Сен-Map, или Заговор во времена Людовика XIII - де Виньи Альфред. Страница 18

Но оставим это описание и поговорим о человеке, который сидел в этом кресле и отнюдь не спал. У него был широкий лоб и редкие, совершенно белые волосы, большие ласковые глаза, бледное продолговатое лицо, которому острая седая бородка придавала ту видимость утонченности, которую можно наблюдать на всех портретах эпохи Людовика XIII. Губы у него были на редкость тонкие, и тут нам приходится напомнить, что Лафатер считает это неоспоримым признаком злобности; поджатый, сказали мы, рот окаймляли небольшие седые усики и модная в то время острая бородка, весьма похожая на запятую.

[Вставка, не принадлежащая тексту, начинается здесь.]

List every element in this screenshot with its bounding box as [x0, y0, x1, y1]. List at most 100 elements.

На голове у старика была красная скуфейка, а одет он был в широкий шлафрок и пурпурные шелковые чулки, и был это не кто иной, как Арман Дюплесси, кардинал Ришелье.

Рядом с ним, за меньшим столом, о котором мы упоминали, помещалось четверо юношей; лет от пятнадцати до двадцати: то были пажи, или, по выражению того времени, «свои», что означало «приближенные к дому». Обычай держать при себе таких юношей являлся отголоском феодального покровительства. Младшие сыновья знатнейших семей стояли на жаловании у вельмож; они были им преданы в любых обстоятельствах и при малейшем намеке патрона готовы были вызвать на поединок первого встречного. Пажи сочиняли письма в соответствии с указаниями кардинала; патрон бегло просматривал их, затем они передавались писцам для переписки набело. А тем временем кардинал-герцог писал на коленях секретные записочки, которые вкладывал почти во все письма, прежде чем собственноручно запечатать их.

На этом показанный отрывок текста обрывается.